Si no estuviéramos los de Space Hammu yo estaría muy desmotivado y no habríamos llegado a donde hemos llegado. Al final, con la unión nuestra y el coleguismo que tenemos los siete nos retroalimentamos. Eso es lo que nos da energía: si uno hace cosas hace que el otro haga cosas. La hermandad, competición amistosa. Así perfeccionas tus skills, vas mejorando.

Algunas de mis barras favoritas son cuando dice “yo necesito vivir mal pa’ escribir bien y necesito escribir bien pa’ pagar el alquiler”. ¿Cómo equilibra su situación económica, que va mejorando, con esa crudeza que también requiere el rap?

Es una paradoja rara. Esa canción habla de una época en la estuvimos viviendo en Madrid – ahora vivo en Madrid también, pero esa fue otra vez –: nos fuimos con una mano delante y otra atrás, con lo justo. Fueron siete u ocho meses que estuvimos allí y teníamos que vivir como sea, y no había ni un duro. ¿Tenemos que comer? Vamos a robar filetes. Día tras día era eso. Necesitaba vivir mal pa’ soltar esos frasones, y sí estaba viviendo mal: fue una época salvaje. Pero ahora, por fortuna, no estoy hablando de eso, porque creo que lo más justo es hablar de lo que vivo ahora.

Para mantener eso están la nostalgia y la contemplación, también. Y mirar a la calle: si hay cinco homeless frente a tu casa puedes hablar de eso. Y siempre hay que recordar de dónde vienes y cómo te has criado. Y si está bien, hay que agradecerlo, porque recuerdas que la has pasado mal.

T&K (Argentina) y Métricas Frías (Colombia) son dos de los pocos invitados de Un Perro Andaluz, ambos artistas destacados en el panorama latino. ¿Cómo surgieron esas conexiones desde España con esta parte del mundo?

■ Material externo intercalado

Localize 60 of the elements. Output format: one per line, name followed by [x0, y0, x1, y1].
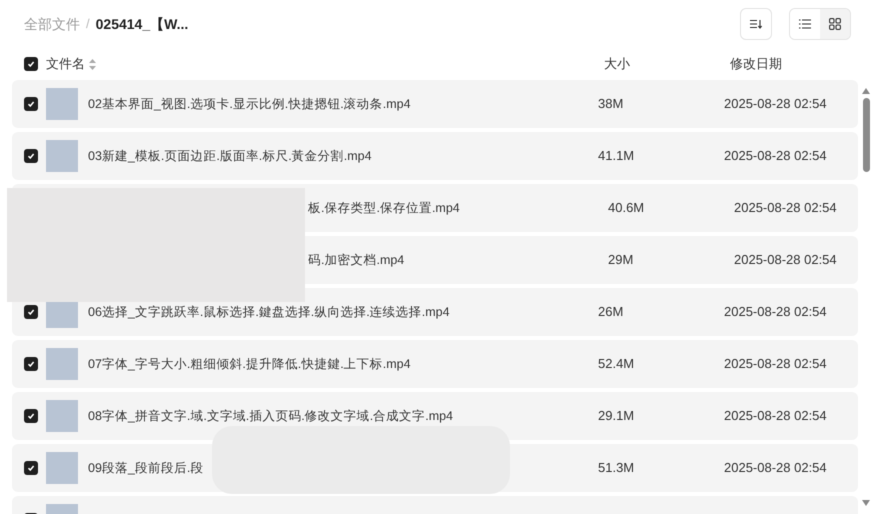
checkmark-icon: [27, 464, 35, 472]
modified-date: 2025-08-28 02:54: [724, 303, 827, 322]
video-thumbnail: [46, 348, 78, 380]
breadcrumb-separator: /: [86, 15, 90, 34]
modified-date: 2025-08-28 02:54: [724, 95, 827, 114]
file-size: 51.3M: [598, 460, 634, 476]
video-thumbnail: [46, 400, 78, 432]
sort-icon: [750, 19, 762, 29]
modified-date: 2025-08-28 02:54: [734, 251, 837, 270]
column-header[interactable]: 修改日期: [730, 54, 782, 74]
grid-view-button[interactable]: [820, 9, 850, 39]
file-row[interactable]: 03新建_模板.页面边距.版面率.标尺.黃金分割.mp4 41.1M 2025-08-28 02:54: [12, 132, 858, 180]
scroll-down-icon[interactable]: [862, 500, 870, 506]
sort-arrows-icon: [89, 58, 96, 70]
modified-date: 2025-08-28 02:54: [734, 199, 837, 218]
file-name[interactable]: 06选择_文字跳跃率.鼠标选择.鍵盘选择.纵向选择.连续选择.mp4: [88, 304, 450, 319]
checkbox[interactable]: [24, 149, 38, 163]
modified-date: 2025-08-28 02:54: [724, 459, 827, 478]
checkmark-icon: [27, 100, 35, 108]
modified-date: 2025-08-28 02:54: [724, 407, 827, 426]
scroll-up-icon[interactable]: [862, 88, 870, 94]
breadcrumb-item[interactable]: 025414_【W...: [96, 14, 188, 34]
column-header[interactable]: 文件名: [46, 54, 85, 74]
file-size: 41.1M: [598, 148, 634, 164]
checkbox[interactable]: [24, 97, 38, 111]
file-name[interactable]: 板.保存类型.保存位置.mp4: [308, 200, 460, 215]
checkbox[interactable]: [24, 57, 38, 71]
file-name[interactable]: 03新建_模板.页面边距.版面率.标尺.黃金分割.mp4: [88, 148, 372, 163]
file-size: 29M: [608, 252, 634, 268]
video-thumbnail: [46, 452, 78, 484]
file-name[interactable]: 09段落_段前段后.段: [88, 460, 204, 475]
file-size: 52.4M: [598, 356, 634, 372]
grid-icon: [829, 18, 841, 30]
checkmark-icon: [27, 412, 35, 420]
file-name[interactable]: 08字体_拼音文字.域.文字域.插入页码.修改文字域.合成文字.mp4: [88, 408, 454, 423]
scrollbar-thumb[interactable]: [862, 98, 870, 172]
file-row[interactable]: 07字体_字号大小.粗细倾斜.提升降低.快捷鍵.上下标.mp4 52.4M 2025-08-28 02:54: [12, 340, 858, 388]
file-size: 29.1M: [598, 408, 634, 424]
file-size: 38M: [598, 96, 624, 112]
checkbox[interactable]: [24, 409, 38, 423]
checkmark-icon: [27, 60, 35, 68]
file-size: 40.6M: [608, 200, 644, 216]
file-name[interactable]: 07字体_字号大小.粗细倾斜.提升降低.快捷鍵.上下标.mp4: [88, 356, 411, 371]
file-row[interactable]: 02基本界面_视图.选项卡.显示比例.快捷摁钮.滚动条.mp4 38M 2025-08-28 02:54: [12, 80, 858, 128]
modified-date: 2025-08-28 02:54: [724, 147, 827, 166]
file-size: 26M: [598, 304, 624, 320]
file-name[interactable]: 码.加密文档.mp4: [308, 252, 404, 267]
column-header[interactable]: 大小: [604, 54, 730, 74]
checkbox[interactable]: [24, 461, 38, 475]
checkmark-icon: [27, 360, 35, 368]
video-thumbnail: [46, 140, 78, 172]
video-thumbnail: [46, 88, 78, 120]
modified-date: 2025-08-28 02:54: [724, 355, 827, 374]
sort-button[interactable]: [740, 8, 772, 40]
list-icon: [799, 19, 811, 29]
checkbox[interactable]: [24, 357, 38, 371]
checkbox[interactable]: [24, 305, 38, 319]
checkmark-icon: [27, 152, 35, 160]
file-name[interactable]: 02基本界面_视图.选项卡.显示比例.快捷摁钮.滚动条.mp4: [88, 96, 411, 111]
checkmark-icon: [27, 308, 35, 316]
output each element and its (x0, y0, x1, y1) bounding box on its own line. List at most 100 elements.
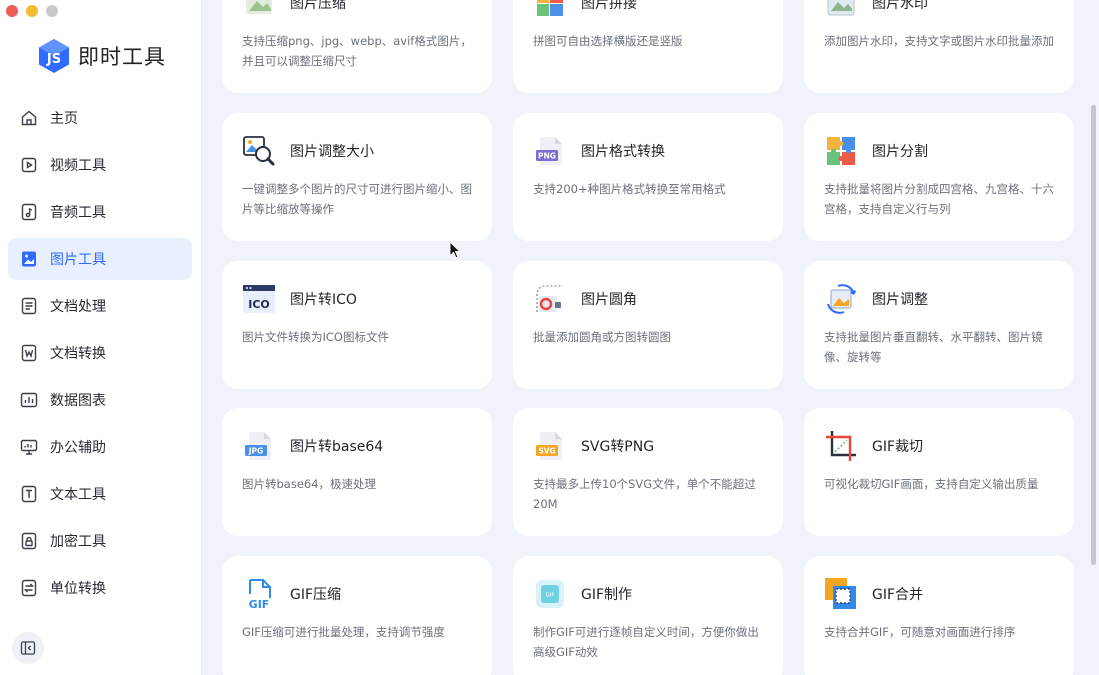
brand: JS 即时工具 (36, 38, 166, 74)
image-compress-icon (242, 0, 276, 20)
svg-text:JPG: JPG (248, 447, 263, 456)
gif-file-icon: GIF (242, 577, 276, 611)
tool-card-gif-crop[interactable]: GIF裁切 可视化裁切GIF画面，支持自定义输出质量 (804, 408, 1074, 536)
sidebar-item-unit[interactable]: 单位转换 (8, 567, 192, 609)
card-description: 支持批量图片垂直翻转、水平翻转、图片镜像、旋转等 (824, 330, 1043, 364)
text-icon (20, 485, 38, 503)
sidebar-item-label: 办公辅助 (50, 440, 106, 456)
card-title: GIF合并 (872, 587, 924, 603)
card-title: 图片压缩 (290, 0, 346, 12)
card-title: 图片转ICO (290, 292, 357, 308)
card-description: 支持最多上传10个SVG文件，单个不能超过20M (533, 477, 756, 511)
collapse-sidebar-button[interactable] (12, 632, 44, 664)
tool-card-format-convert[interactable]: PNG 图片格式转换 支持200+种图片格式转换至常用格式 (513, 113, 783, 241)
tool-card-svg-to-png[interactable]: SVG SVG转PNG 支持最多上传10个SVG文件，单个不能超过20M (513, 408, 783, 536)
tool-card-round-corner[interactable]: 图片圆角 批量添加圆角或方图转圆图 (513, 261, 783, 389)
lock-icon (20, 532, 38, 550)
image-resize-icon (242, 134, 276, 168)
tool-card-gif-make[interactable]: GIF GIF制作 制作GIF可进行逐帧自定义时间，方便你做出高级GIF动效 (513, 556, 783, 675)
svg-text:SVG: SVG (538, 447, 555, 456)
svg-text:PNG: PNG (538, 152, 556, 161)
svg-text:JS: JS (46, 52, 61, 67)
document-icon (20, 297, 38, 315)
sidebar-item-encrypt[interactable]: 加密工具 (8, 520, 192, 562)
tool-card-image-compress[interactable]: 图片压缩 支持压缩png、jpg、webp、avif格式图片，并且可以调整压缩尺… (222, 0, 492, 93)
sidebar-item-label: 音频工具 (50, 205, 106, 221)
vertical-scrollbar[interactable] (1091, 105, 1096, 565)
sidebar-item-audio[interactable]: 音频工具 (8, 191, 192, 233)
sidebar-item-label: 视频工具 (50, 158, 106, 174)
gif-merge-icon (824, 577, 858, 611)
crop-icon (824, 429, 858, 463)
card-description: 图片转base64，极速处理 (242, 477, 377, 491)
sidebar: JS 即时工具 主页 视频工具 音频工具 图片工具 文档处理 文档转换 数据图表… (0, 0, 202, 675)
tool-card-image-split[interactable]: 图片分割 支持批量将图片分割成四宫格、九宫格、十六宫格，支持自定义行与列 (804, 113, 1074, 241)
card-description: 批量添加圆角或方图转圆图 (533, 330, 671, 344)
close-window-button[interactable] (6, 5, 18, 17)
card-description: 可视化裁切GIF画面，支持自定义输出质量 (824, 477, 1039, 491)
window-controls (6, 5, 58, 17)
sidebar-item-label: 单位转换 (50, 581, 106, 597)
card-description: 支持合并GIF，可随意对画面进行排序 (824, 625, 1016, 639)
word-icon (20, 344, 38, 362)
sidebar-item-label: 数据图表 (50, 393, 106, 409)
chart-icon (20, 391, 38, 409)
card-description: 支持压缩png、jpg、webp、avif格式图片，并且可以调整压缩尺寸 (242, 34, 472, 68)
gif-make-icon: GIF (533, 577, 567, 611)
sidebar-item-text[interactable]: 文本工具 (8, 473, 192, 515)
sidebar-item-video[interactable]: 视频工具 (8, 144, 192, 186)
convert-icon (20, 579, 38, 597)
card-title: GIF裁切 (872, 439, 924, 455)
video-icon (20, 156, 38, 174)
home-icon (20, 109, 38, 127)
card-description: 一键调整多个图片的尺寸可进行图片缩小、图片等比缩放等操作 (242, 182, 472, 216)
jpg-file-icon: JPG (242, 429, 276, 463)
card-title: GIF压缩 (290, 587, 342, 603)
sidebar-nav: 主页 视频工具 音频工具 图片工具 文档处理 文档转换 数据图表 办公辅助 文本… (8, 97, 192, 614)
card-title: GIF制作 (581, 587, 633, 603)
tool-card-image-to-base64[interactable]: JPG 图片转base64 图片转base64，极速处理 (222, 408, 492, 536)
sidebar-item-label: 加密工具 (50, 534, 106, 550)
sidebar-item-doc-convert[interactable]: 文档转换 (8, 332, 192, 374)
sidebar-toggle-icon (20, 641, 36, 655)
png-file-icon: PNG (533, 134, 567, 168)
image-stitch-icon (533, 0, 567, 20)
card-title: 图片转base64 (290, 439, 384, 455)
sidebar-item-image[interactable]: 图片工具 (8, 238, 192, 280)
card-description: 支持200+种图片格式转换至常用格式 (533, 182, 726, 196)
tool-card-image-watermark[interactable]: 图片水印 添加图片水印，支持文字或图片水印批量添加 (804, 0, 1074, 93)
svg-file-icon: SVG (533, 429, 567, 463)
js-logo-icon: JS (39, 39, 69, 73)
sidebar-item-label: 文档处理 (50, 299, 106, 315)
sidebar-item-label: 主页 (50, 111, 78, 127)
ico-icon: ICO (242, 282, 276, 316)
svg-text:GIF: GIF (249, 598, 270, 610)
round-corner-icon (533, 282, 567, 316)
tool-card-image-stitch[interactable]: 图片拼接 拼图可自由选择横版还是竖版 (513, 0, 783, 93)
minimize-window-button[interactable] (26, 5, 38, 17)
zoom-window-button[interactable] (46, 5, 58, 17)
card-description: 添加图片水印，支持文字或图片水印批量添加 (824, 34, 1054, 48)
tool-card-image-resize[interactable]: 图片调整大小 一键调整多个图片的尺寸可进行图片缩小、图片等比缩放等操作 (222, 113, 492, 241)
tool-card-gif-merge[interactable]: GIF合并 支持合并GIF，可随意对画面进行排序 (804, 556, 1074, 675)
monitor-icon (20, 438, 38, 456)
card-description: 支持批量将图片分割成四宫格、九宫格、十六宫格，支持自定义行与列 (824, 182, 1054, 216)
card-title: 图片调整大小 (290, 144, 374, 160)
tool-card-gif-compress[interactable]: GIF GIF压缩 GIF压缩可进行批量处理，支持调节强度 (222, 556, 492, 675)
sidebar-item-label: 文档转换 (50, 346, 106, 362)
sidebar-item-label: 文本工具 (50, 487, 106, 503)
image-watermark-icon (824, 0, 858, 20)
image-icon (20, 250, 38, 268)
tool-card-image-to-ico[interactable]: ICO 图片转ICO 图片文件转换为ICO图标文件 (222, 261, 492, 389)
mouse-cursor-icon (449, 241, 461, 259)
sidebar-item-home[interactable]: 主页 (8, 97, 192, 139)
sidebar-item-office[interactable]: 办公辅助 (8, 426, 192, 468)
card-title: 图片调整 (872, 292, 928, 308)
card-description: GIF压缩可进行批量处理，支持调节强度 (242, 625, 445, 639)
card-title: 图片圆角 (581, 292, 637, 308)
sidebar-item-document[interactable]: 文档处理 (8, 285, 192, 327)
card-description: 制作GIF可进行逐帧自定义时间，方便你做出高级GIF动效 (533, 625, 759, 659)
sidebar-item-chart[interactable]: 数据图表 (8, 379, 192, 421)
svg-text:GIF: GIF (545, 593, 554, 599)
tool-card-image-adjust[interactable]: 图片调整 支持批量图片垂直翻转、水平翻转、图片镜像、旋转等 (804, 261, 1074, 389)
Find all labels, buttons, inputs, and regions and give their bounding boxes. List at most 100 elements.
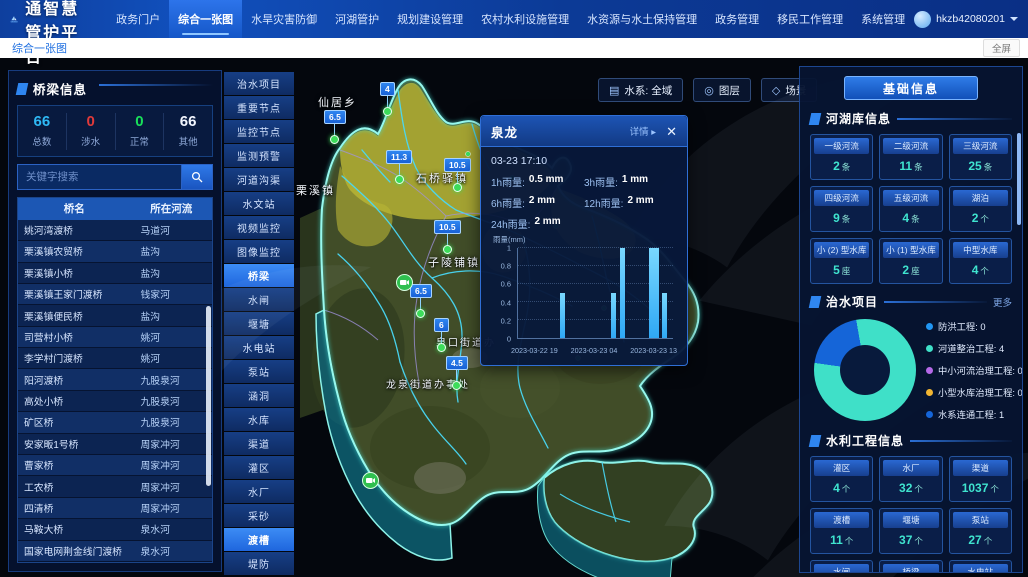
search-button[interactable] — [181, 164, 213, 190]
nav-item[interactable]: 水旱灾害防御 — [242, 0, 326, 38]
nav-item[interactable]: 规划建设管理 — [388, 0, 472, 38]
station-marker[interactable]: 10.5 — [444, 158, 471, 192]
layer-menu-item-label: 采砂 — [248, 508, 270, 523]
table-row[interactable]: 曹家桥 周家冲河 — [18, 455, 212, 476]
nav-item[interactable]: 农村水利设施管理 — [472, 0, 578, 38]
stat-card-label: 小 (1) 型水库 — [883, 242, 938, 258]
camera-marker[interactable] — [362, 472, 379, 489]
stat-card: 湖泊 2个 — [949, 186, 1012, 232]
station-marker[interactable]: 11.3 — [386, 150, 412, 184]
panel-scrollbar[interactable] — [1017, 133, 1021, 225]
table-row[interactable]: 栗溪镇小桥 盐沟 — [18, 263, 212, 284]
camera-marker[interactable] — [396, 274, 413, 291]
station-marker[interactable]: 4 — [380, 82, 395, 116]
bridge-name-cell: 高处小桥 — [18, 394, 131, 408]
layer-menu-item[interactable]: 视频监控 — [224, 216, 294, 239]
stat-card-unit: 条 — [984, 162, 993, 172]
layer-menu-item[interactable]: 监控节点 — [224, 120, 294, 143]
river-name-cell: 姚河 — [131, 330, 212, 344]
station-marker[interactable]: 6.5 — [324, 110, 346, 144]
bridge-search — [17, 164, 213, 190]
layer-menu-item[interactable]: 水文站 — [224, 192, 294, 215]
rain-metric: 24h雨量: 2 mm — [491, 216, 584, 231]
layer-menu-item[interactable]: 渠道 — [224, 432, 294, 455]
table-row[interactable]: 国家电网荆金线门渡桥 泉水河 — [18, 541, 212, 562]
table-row[interactable]: 姚河湾渡桥 马道河 — [18, 220, 212, 241]
table-row[interactable]: 栗溪镇王家门渡桥 钱家河 — [18, 284, 212, 305]
close-icon[interactable]: ✕ — [666, 125, 677, 138]
stat-card-value: 2条 — [814, 154, 869, 176]
search-input[interactable] — [17, 164, 181, 190]
nav-item[interactable]: 政务管理 — [706, 0, 768, 38]
layer-menu-item[interactable]: 图像监控 — [224, 240, 294, 263]
legend-dot-icon — [926, 345, 933, 352]
layer-menu-item-label: 渠道 — [248, 436, 270, 451]
nav-item-label: 综合一张图 — [178, 11, 233, 27]
layer-menu-item[interactable]: 水电站 — [224, 336, 294, 359]
x-tick-label: 2023-03-22 19 — [511, 346, 558, 355]
layer-menu-item-label: 灌区 — [248, 460, 270, 475]
layer-menu-item[interactable]: 渡槽 — [224, 528, 294, 551]
table-scrollbar[interactable] — [206, 306, 211, 486]
nav-item[interactable]: 河湖管护 — [326, 0, 388, 38]
table-row[interactable]: 工农桥 周家冲河 — [18, 476, 212, 497]
layer-menu-item[interactable]: 堰塘 — [224, 312, 294, 335]
stat-card-number: 11 — [899, 159, 912, 173]
layer-menu-item[interactable]: 采砂 — [224, 504, 294, 527]
engineering-cards: 灌区 4个 水厂 32个 渠道 1037个 — [810, 456, 1012, 573]
stat-card-label: 泵站 — [953, 512, 1008, 528]
nav-item[interactable]: 系统管理 — [852, 0, 914, 38]
more-link[interactable]: 更多 — [993, 295, 1012, 309]
water-system-scope-button[interactable]: ▤水系: 全域 — [598, 78, 683, 102]
layer-menu-item[interactable]: 灌区 — [224, 456, 294, 479]
layer-menu-item[interactable]: 治水项目 — [224, 72, 294, 95]
table-row[interactable]: 栗溪镇便民桥 盐沟 — [18, 305, 212, 326]
table-row[interactable]: 高处小桥 九股泉河 — [18, 391, 212, 412]
layer-menu-item[interactable]: 监测预警 — [224, 144, 294, 167]
legend-dot-icon — [926, 323, 933, 330]
layer-menu-item[interactable]: 水厂 — [224, 480, 294, 503]
stat-label: 总数 — [32, 137, 51, 148]
layer-menu-item-label: 水电站 — [243, 340, 276, 355]
table-row[interactable]: 李学村门渡桥 姚河 — [18, 348, 212, 369]
fullscreen-button[interactable]: 全屏 — [983, 39, 1020, 57]
station-marker[interactable]: 6.5 — [410, 284, 432, 318]
table-row[interactable]: 矿区桥 九股泉河 — [18, 412, 212, 433]
layer-menu-item[interactable]: 桥梁 — [224, 264, 294, 287]
metric-value: 1 mm — [622, 174, 648, 189]
metric-label: 1h雨量: — [491, 174, 525, 189]
station-marker[interactable]: 4.5 — [446, 356, 468, 390]
user-menu[interactable]: hkzb42080201 — [914, 11, 1018, 28]
table-row[interactable]: 司营村小桥 姚河 — [18, 327, 212, 348]
nav-item[interactable]: 政务门户 — [107, 0, 169, 38]
nav-item[interactable]: 综合一张图 — [169, 0, 242, 38]
layer-menu-item-label: 堤防 — [248, 556, 270, 571]
table-row[interactable]: 四清桥 周家冲河 — [18, 498, 212, 519]
layer-menu-item[interactable]: 堤防 — [224, 552, 294, 575]
stat-card-value: 32个 — [883, 476, 938, 498]
table-row[interactable]: 栗溪镇农贸桥 盐沟 — [18, 241, 212, 262]
popup-detail-link[interactable]: 详情 ▸ — [630, 124, 656, 138]
layer-menu-item[interactable]: 水闸 — [224, 288, 294, 311]
nav-item[interactable]: 水资源与水土保持管理 — [578, 0, 706, 38]
table-row[interactable]: 象河水库桥 泉水河 — [18, 562, 212, 563]
table-row[interactable]: 安家畈1号桥 周家冲河 — [18, 434, 212, 455]
stat-card-value: 4个 — [953, 258, 1008, 280]
layer-menu-item[interactable]: 水库 — [224, 408, 294, 431]
layer-menu-item[interactable]: 河道沟渠 — [224, 168, 294, 191]
station-marker[interactable]: 10.5 — [434, 220, 461, 254]
stat-card-value: 9条 — [814, 206, 869, 228]
layer-menu-item[interactable]: 泵站 — [224, 360, 294, 383]
table-row[interactable]: 阳河渡桥 九股泉河 — [18, 369, 212, 390]
station-marker[interactable]: 6 — [434, 318, 449, 352]
layer-menu-item[interactable]: 涵洞 — [224, 384, 294, 407]
stat-card-number: 37 — [899, 533, 912, 547]
stat-card-unit: 条 — [842, 214, 851, 224]
nav-item[interactable]: 移民工作管理 — [768, 0, 852, 38]
table-row[interactable]: 马鞍大桥 泉水河 — [18, 519, 212, 540]
breadcrumb[interactable]: 综合一张图 — [12, 40, 67, 56]
basic-info-badge[interactable]: 基础信息 — [844, 76, 978, 100]
layer-menu-item[interactable]: 重要节点 — [224, 96, 294, 119]
layers-button[interactable]: ◎图层 — [693, 78, 751, 102]
legend-text: 河道整治工程: 4 — [938, 341, 1004, 355]
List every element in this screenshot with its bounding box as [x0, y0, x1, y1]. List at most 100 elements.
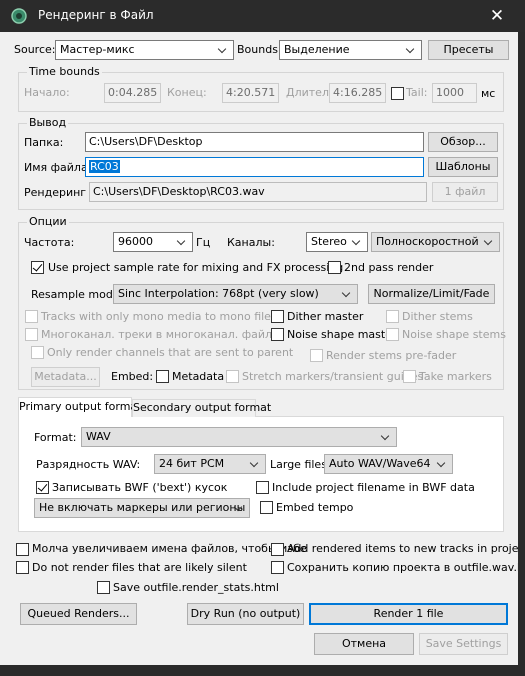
add-to-tracks-label: Add rendered items to new tracks in proj… — [287, 542, 525, 555]
embed-tempo-checkbox[interactable] — [260, 501, 273, 514]
second-pass-checkbox[interactable] — [328, 261, 341, 274]
normalize-button[interactable]: Normalize/Limit/Fade — [368, 284, 495, 304]
background-edge — [0, 665, 525, 676]
only-parent-checkbox[interactable] — [31, 346, 44, 359]
channels-label: Каналы: — [227, 236, 275, 249]
background-edge-right — [518, 32, 525, 676]
rate-unit: Гц — [196, 236, 211, 249]
skip-silent-label: Do not render files that are likely sile… — [32, 561, 247, 574]
chevron-down-icon — [342, 285, 352, 303]
folder-input[interactable]: C:\Users\DF\Desktop — [85, 132, 424, 152]
chevron-down-icon — [437, 455, 447, 473]
wildcards-button[interactable]: Шаблоны — [428, 157, 498, 177]
close-icon[interactable]: ✕ — [486, 5, 508, 27]
tail-input[interactable]: 1000 — [432, 83, 477, 103]
save-project-copy-checkbox[interactable] — [271, 561, 284, 574]
save-settings-button[interactable]: Save Settings — [419, 633, 508, 655]
start-input[interactable]: 0:04.285 — [104, 83, 161, 103]
render-button[interactable]: Render 1 file — [309, 603, 508, 625]
files-count-button[interactable]: 1 файл — [432, 182, 498, 202]
window-title: Рендеринг в Файл — [38, 8, 154, 22]
stems-prefader-label: Render stems pre-fader — [326, 349, 457, 362]
rate-select[interactable]: 96000 — [113, 232, 193, 252]
add-to-tracks-checkbox[interactable] — [271, 543, 284, 556]
resample-select[interactable]: Sinc Interpolation: 768pt (very slow) — [113, 284, 358, 304]
filename-label: Имя файла: — [24, 161, 92, 174]
dither-master-checkbox[interactable] — [271, 310, 284, 323]
tail-checkbox[interactable] — [391, 87, 404, 100]
only-parent-label: Only render channels that are sent to pa… — [47, 346, 294, 359]
render-dialog: Рендеринг в Файл ✕ Source: Мастер-микс B… — [0, 0, 525, 676]
noise-stems-label: Noise shape stems — [402, 328, 506, 341]
large-files-label: Large files: — [270, 458, 331, 471]
bounds-select[interactable]: Выделение — [279, 40, 422, 60]
end-input[interactable]: 4:20.571 — [222, 83, 279, 103]
embed-label: Embed: — [111, 370, 154, 383]
multichannel-label: Многоканал. треки в многоканал. файлы — [41, 328, 281, 341]
noise-master-label: Noise shape master — [287, 328, 397, 341]
write-bwf-checkbox[interactable] — [36, 481, 49, 494]
chevron-down-icon — [484, 233, 494, 251]
include-filename-bwf-label: Include project filename in BWF data — [272, 481, 475, 494]
use-project-rate-checkbox[interactable] — [31, 261, 44, 274]
markers-value: Не включать маркеры или регионы — [39, 501, 246, 514]
format-select[interactable]: WAV — [81, 427, 397, 447]
title-bar[interactable]: Рендеринг в Файл ✕ — [0, 0, 525, 32]
filename-input[interactable]: RC03 — [85, 157, 424, 177]
source-value: Мастер-микс — [60, 43, 135, 56]
channels-select[interactable]: Stereo — [306, 232, 368, 252]
save-stats-checkbox[interactable] — [97, 581, 110, 594]
browse-button[interactable]: Обзор... — [428, 132, 498, 152]
dry-run-button[interactable]: Dry Run (no output) — [187, 603, 304, 625]
noise-stems-checkbox[interactable] — [386, 328, 399, 341]
presets-button[interactable]: Пресеты — [428, 40, 509, 60]
bounds-value: Выделение — [284, 43, 350, 56]
options-title: Опции — [27, 215, 69, 229]
save-stats-label: Save outfile.render_stats.html — [113, 581, 279, 594]
embed-take-checkbox[interactable] — [403, 370, 416, 383]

Sí, el disco no tiene casi colaboraciones. Lo de T&K salió porque lo admiro y lo escucho; no sé si me habló él o yo le hablé, pero me dijo props, hermano, tu música mola mucho; y yo como la tuya sí que mola, cabrón, llevamos todo el año escuchándote. Fue un poco eso, admiración mutua. Fuimos a Argentina, nos conocimos allí, y ya cuando tenía el beat se lo mandé y él lo hizo de una, me mandó las barras a los dos o tres días y así quedó, quedé contento con “Let It Go”, es un temazo. Y lo de Santi (Métricas Frías) … él es el mejor que hay, tío. Fue también por redes, y ya cuando lo conocí en persona le dije que era un crack. Lo amo a ese tío, es una máquina, y el tema salió super natural: me envió las barras, le envié el estribillo y con mis barras ahí quedó, “Pura Sangre”.

Y en el disco también está N-Wise, que es otra cara del rap, una figura fundamental del underground español. ¿Cómo fue la experiencia con él?

Nosotros a N-Wise lo hemos admirado a muerte. Yo hace tres años decía quiero una colabo con N-Wise, era el goal. Pa’ mí es un honor, que un tío que representa tanto se sienta identificado con lo mío, lo respete y lo apoye. Le dijimos métete en el disco y dijo de una. Le costó soltar las barras, nos las pasó como la semana antes, y me acuerdo de cuando la escuchamos y estábamos como niños chicos, emocionados. Fue un puto honor. N-Wise es un ejemplo muy claro del querer hacer un feat. con alguien. Me gustaría también con Kase.O, quién no querría. A lo mejor me gustaría también DELLAFUENTE, no tiene que ver tanto con el rap, pero me gusta mucho.

¿Cómo fue la construcción del disco, J Moods?

J. Moods, productor del disco: Empezamos a hacer sencillos, teníamos dos o tres temas por sacar. Ya lo Sé, Dicen de Mí, Puff Daddy iba pal disco y no quedó. No habíamos hablado de un álbum, pero se habló después, y ya nos pusimos a hacer beats. Al principio fue lo que salía, pero luego supimos que no queríamos algo lineal, que hubiera distintas emociones. Cuando había 7 temas o algo así, sabíamos que faltaba de pronto más energía, o un tema que fuera más profundo. Y con eso pensaba en los beats. Es Peligroso Asomarse al Interior y La Función fueron los últimos.